An organ pipe open at both ends and another organ pipe closed at one end will resonate with each other, if their lengths are in the ratio of (a) 1: 1 (b) 1: 4 (c) 2: 1 (d) 1: 2

To understand how an open organ pipe and a closed organ pipe resonate with each other, we need to look at the fundamental frequencies of both types of pipes and how their lengths relate to these frequencies. Organ pipes produce sound through the vibration of air columns, and the way they resonate depends significantly on whether they are open at both ends or closed at one end.

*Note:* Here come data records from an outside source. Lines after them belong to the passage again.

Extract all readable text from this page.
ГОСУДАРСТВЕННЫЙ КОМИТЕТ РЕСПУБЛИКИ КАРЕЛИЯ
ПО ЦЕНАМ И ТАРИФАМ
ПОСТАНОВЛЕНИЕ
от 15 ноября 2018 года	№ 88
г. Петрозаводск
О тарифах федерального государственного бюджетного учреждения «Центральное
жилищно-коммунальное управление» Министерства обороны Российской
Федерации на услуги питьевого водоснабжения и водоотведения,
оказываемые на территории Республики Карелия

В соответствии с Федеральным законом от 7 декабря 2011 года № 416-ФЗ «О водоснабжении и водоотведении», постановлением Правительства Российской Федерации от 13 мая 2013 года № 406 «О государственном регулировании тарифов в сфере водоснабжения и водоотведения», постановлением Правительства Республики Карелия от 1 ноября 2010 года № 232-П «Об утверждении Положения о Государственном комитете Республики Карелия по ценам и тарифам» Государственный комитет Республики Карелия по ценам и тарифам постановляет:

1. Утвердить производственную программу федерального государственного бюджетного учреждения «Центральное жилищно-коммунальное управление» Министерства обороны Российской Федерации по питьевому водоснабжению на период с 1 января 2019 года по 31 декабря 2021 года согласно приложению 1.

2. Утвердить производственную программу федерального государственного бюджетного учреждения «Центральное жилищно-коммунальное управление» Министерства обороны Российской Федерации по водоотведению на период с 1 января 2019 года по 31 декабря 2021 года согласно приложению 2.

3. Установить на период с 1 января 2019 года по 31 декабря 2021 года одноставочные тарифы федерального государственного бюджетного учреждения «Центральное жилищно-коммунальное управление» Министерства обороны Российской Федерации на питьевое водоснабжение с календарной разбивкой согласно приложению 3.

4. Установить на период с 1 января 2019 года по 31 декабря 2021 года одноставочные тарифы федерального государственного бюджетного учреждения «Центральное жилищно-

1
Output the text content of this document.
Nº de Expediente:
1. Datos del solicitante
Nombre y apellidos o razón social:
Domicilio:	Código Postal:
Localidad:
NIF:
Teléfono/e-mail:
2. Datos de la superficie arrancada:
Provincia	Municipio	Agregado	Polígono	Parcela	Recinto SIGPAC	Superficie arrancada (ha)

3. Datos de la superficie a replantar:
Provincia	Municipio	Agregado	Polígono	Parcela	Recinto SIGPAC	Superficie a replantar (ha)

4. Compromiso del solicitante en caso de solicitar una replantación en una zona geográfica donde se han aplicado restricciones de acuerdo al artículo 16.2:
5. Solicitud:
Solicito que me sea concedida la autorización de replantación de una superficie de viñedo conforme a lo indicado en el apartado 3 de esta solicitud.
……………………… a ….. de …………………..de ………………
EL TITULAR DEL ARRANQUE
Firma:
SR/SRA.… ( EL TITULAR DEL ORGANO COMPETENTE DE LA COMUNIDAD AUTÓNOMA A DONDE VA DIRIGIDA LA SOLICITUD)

Frequency and Length Relationship

The frequency of the sound produced by a pipe is inversely proportional to its length. This means that shorter pipes will produce higher frequencies, while longer pipes produce lower frequencies. For an organ pipe that is open at both ends, the fundamental frequency can be determined by the formula:

• f_open = v / 2L

where f_open is the fundamental frequency, v is the speed of sound in air, and L is the length of the pipe. On the other hand, for a closed pipe (closed at one end), the fundamental frequency is given by:

• f_closed = v / 4L

Resonance Condition

For two pipes to resonate together, their frequencies must be in a simple ratio. Given that the frequency of the open pipe is proportional to 1/L and that of the closed pipe is proportional to 1/(4L), we can set up a relationship based on their lengths.

Finding the Ratio

Let’s denote the length of the open pipe as L_open and the length of the closed pipe as L_closed. The frequencies can thus be expressed as follows:

• f_open = v / (2 * L_open)
• f_closed = v / (4 * L_closed)

For resonance, we can set the ratio of the frequencies equal to a simple ratio:

• f_open / f_closed = n / m

Substituting the frequency equations gives us:

• (v / (2 * L_open)) / (v / (4 * L_closed)) = n / m

After simplifying this, we find:

• 2 * L_closed / L_open = n / m

Evaluating the Options

Now, we can evaluate the given options to see which ratio satisfies the condition for resonance:

• (a) 1:1
• (b) 1:4
• (c) 2:1
• (d) 1:2

From our derived relationship, we need to find a ratio where:

• 2 * L_closed = L_open

This means that the length of the open pipe should be double that of the closed pipe, leading us to the conclusion that the correct ratio is:

The Answer

The ratio of lengths should be 1:2, which corresponds to option (d). This means that if you have an open pipe that is twice as long as a closed pipe, they will resonate together. This phenomenon is a beautiful example of how physical properties of sound and resonance work in harmony.